Installing Raspbian from NOOBS, by the book.

He’s just spent all his available free time this weekend working through the book. It’s been a very positive experience for him. Yes, he has asked me for help a few times. He is at the young end of the target audience, although he’s quite bright for his age.

He’s now about two thirds of the way through the book. He’s done a very good Star Wars theme tune in Sonic Pi, and broke off part way through the Python text adventure game to get creative with his own game (and it worked) YAY^2. (Once they start using what they’ve learnt to get creative and do their own thing, you’ve won. But don’t tell them that!)

Here’s the audio from Tomek’s Sonic Pi Star Wars rendition. It starts off perfectly but last part isn’t finished yet.

Why Did it Click This Time?

He also told me “it’s a very good screen” YAY^3. I think all three elements contributed here…

  • His past experience
  • The excellent book to follow
  • Having a decent dedicated screen that didn’t interfere with anybody else

…that and the fact that he felt like it. It was his idea and he wanted to do it. Having an attractive book lying around to catch his attention can’t have hurt though. I’m not sure quite how I’m going to tell Dave that we’ve lost our priceless HDMIPi prototype though. ;)

What Next?

So we’re a step further. He loves soldering. I rather think he might be a hardware man, but you need to know a bit of software too. But whatever he wants to be, a bit of computational thinking will help him get there. And this weekend working through Adventures in Raspberry Pi could be a vital turning point in shaping his future. Thank you so much Carrie Anne. Adventures in Raspberry Pi is a wonderful book.

23 August 2018 Edit to add It’s GCSE results day and Tomek not only lobbied the school to put on computer science especially for his year-group (they’ve never done it before) but he also got a 7 (equivalent A in ‘old money’) along with an excellent set of results in all other subjects. YAY!

  10 Responses to “Adventures in Raspberry Pi – Real World Review”

  1. This is why I like e-books…the shipping for the book to the Netherlands is 1.5 x the price of the actual book. Ordered it anyway. Let’s see what my 11 year old thinks of it. He should be OK with reading English (we have to thank the cartoon network and Minecraft for that).

  2. Lovely review. So glad Tomek is taking to it. I love Carrie Anne’s book – its just what kids need and is a great example of a teacher writing about things she knows.

    • I think it wins out because, once you’ve got the basics learnt, you can dip in and out of the rest. e.g.
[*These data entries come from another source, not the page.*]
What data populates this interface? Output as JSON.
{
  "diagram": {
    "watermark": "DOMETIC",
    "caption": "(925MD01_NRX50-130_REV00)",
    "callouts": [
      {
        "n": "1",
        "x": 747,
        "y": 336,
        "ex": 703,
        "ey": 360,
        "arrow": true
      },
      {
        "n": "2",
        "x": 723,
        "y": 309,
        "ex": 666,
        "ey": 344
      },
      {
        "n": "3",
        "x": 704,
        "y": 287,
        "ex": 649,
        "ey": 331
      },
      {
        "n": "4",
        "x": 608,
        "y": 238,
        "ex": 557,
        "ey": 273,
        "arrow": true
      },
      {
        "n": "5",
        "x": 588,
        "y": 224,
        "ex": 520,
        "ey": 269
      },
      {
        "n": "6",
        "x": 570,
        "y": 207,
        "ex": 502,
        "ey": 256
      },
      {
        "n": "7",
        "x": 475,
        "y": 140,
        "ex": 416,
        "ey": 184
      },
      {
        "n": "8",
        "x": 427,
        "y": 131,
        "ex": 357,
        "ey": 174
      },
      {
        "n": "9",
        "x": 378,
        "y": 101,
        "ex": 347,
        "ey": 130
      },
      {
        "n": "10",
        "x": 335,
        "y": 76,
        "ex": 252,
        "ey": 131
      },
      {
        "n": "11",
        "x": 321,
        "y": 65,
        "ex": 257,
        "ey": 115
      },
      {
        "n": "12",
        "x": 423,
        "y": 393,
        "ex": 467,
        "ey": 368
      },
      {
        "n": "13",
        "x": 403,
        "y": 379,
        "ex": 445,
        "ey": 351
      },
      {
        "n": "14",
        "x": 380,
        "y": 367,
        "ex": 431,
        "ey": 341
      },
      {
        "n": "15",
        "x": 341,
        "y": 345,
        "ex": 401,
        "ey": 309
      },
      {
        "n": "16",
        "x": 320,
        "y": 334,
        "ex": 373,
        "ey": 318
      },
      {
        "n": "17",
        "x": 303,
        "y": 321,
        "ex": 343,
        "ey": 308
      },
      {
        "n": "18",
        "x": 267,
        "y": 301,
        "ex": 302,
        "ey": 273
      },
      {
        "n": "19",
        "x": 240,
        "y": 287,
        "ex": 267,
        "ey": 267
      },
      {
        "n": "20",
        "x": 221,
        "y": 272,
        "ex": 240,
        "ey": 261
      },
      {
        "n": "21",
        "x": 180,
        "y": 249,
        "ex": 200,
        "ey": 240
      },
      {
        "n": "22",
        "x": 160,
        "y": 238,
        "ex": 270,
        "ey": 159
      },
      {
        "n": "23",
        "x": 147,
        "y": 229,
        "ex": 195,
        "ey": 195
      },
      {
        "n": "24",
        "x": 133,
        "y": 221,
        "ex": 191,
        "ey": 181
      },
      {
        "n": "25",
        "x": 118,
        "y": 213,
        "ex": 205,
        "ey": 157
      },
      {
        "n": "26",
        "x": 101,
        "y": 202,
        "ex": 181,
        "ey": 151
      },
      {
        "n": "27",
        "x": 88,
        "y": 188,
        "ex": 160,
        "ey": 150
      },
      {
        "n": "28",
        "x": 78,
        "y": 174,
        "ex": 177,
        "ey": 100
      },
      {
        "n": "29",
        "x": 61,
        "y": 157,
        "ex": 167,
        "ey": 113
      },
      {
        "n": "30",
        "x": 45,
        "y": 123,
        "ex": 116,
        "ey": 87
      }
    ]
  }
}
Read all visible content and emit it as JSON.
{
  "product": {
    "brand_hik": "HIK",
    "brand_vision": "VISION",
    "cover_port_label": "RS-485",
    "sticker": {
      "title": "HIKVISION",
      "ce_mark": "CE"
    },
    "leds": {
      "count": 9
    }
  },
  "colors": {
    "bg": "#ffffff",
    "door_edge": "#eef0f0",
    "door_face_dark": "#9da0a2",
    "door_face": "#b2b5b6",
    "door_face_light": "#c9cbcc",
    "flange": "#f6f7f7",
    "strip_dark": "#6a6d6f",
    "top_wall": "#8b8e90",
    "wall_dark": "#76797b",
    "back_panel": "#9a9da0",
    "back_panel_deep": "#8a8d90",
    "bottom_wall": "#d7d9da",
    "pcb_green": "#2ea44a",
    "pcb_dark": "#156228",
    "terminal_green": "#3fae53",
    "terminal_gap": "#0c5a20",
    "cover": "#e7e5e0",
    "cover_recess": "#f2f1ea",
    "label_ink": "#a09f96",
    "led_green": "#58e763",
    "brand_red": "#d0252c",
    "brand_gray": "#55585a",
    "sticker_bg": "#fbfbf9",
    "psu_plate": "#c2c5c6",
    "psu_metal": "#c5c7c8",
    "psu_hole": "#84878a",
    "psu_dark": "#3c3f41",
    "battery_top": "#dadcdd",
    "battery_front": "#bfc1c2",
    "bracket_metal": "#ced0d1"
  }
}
Sonic Pi is a self-contained chapter. As long as you can start it and get sound output working, you’re sorted.

      The problem with Hello World! was that, for a 9-year-old’s attention span (2 years ago) you had to do a bit too much learning before the really fun stuff kicked in. I think maybe Scratch is a better entry-point for that age-group.

      I’m so glad to have got him over the initial hurdles and frustration barriers. Persistence is such an important life skill, but you need some kind of achievement at some point in order to keep going. Free, high quality games are just a couple of clicks away these days. I can remember playing Manic Miner for weeks and being stuck on level 5 (Eugene’s lair) for days. Most kids wouldn’t do that now, they’d go to another site and find another game instead of learning how to overcome.

      I used to save up for a month or two to afford a new game. The first game I ever bought was Cosmiads (a Commodore Pet Galaxians clone with really crap graphics). Most of that has disappeared now, along with the values and skills it taught as a side-effect.

  3. Lovely review. I hope a good book comes along to help old, burnt out coders like me (stopped programming 18 years ago) to go back to the noble art! I have a couple of Python books for the Rasp Pi and the Learn Python the Hard Way. Any ideas on which may be the best?

    • I used Learn Python the Hard way online to start with, then we got ‘Hello World’ and I found that a useful reference.
      Now I’ve got Alex Bradbury & Ben Everard’s ‘Programming in Python with the Raspberry Pi’, which is next up for review.

      I still haven’t learnt about things like modules and classes yet, but feel this new book will take me there.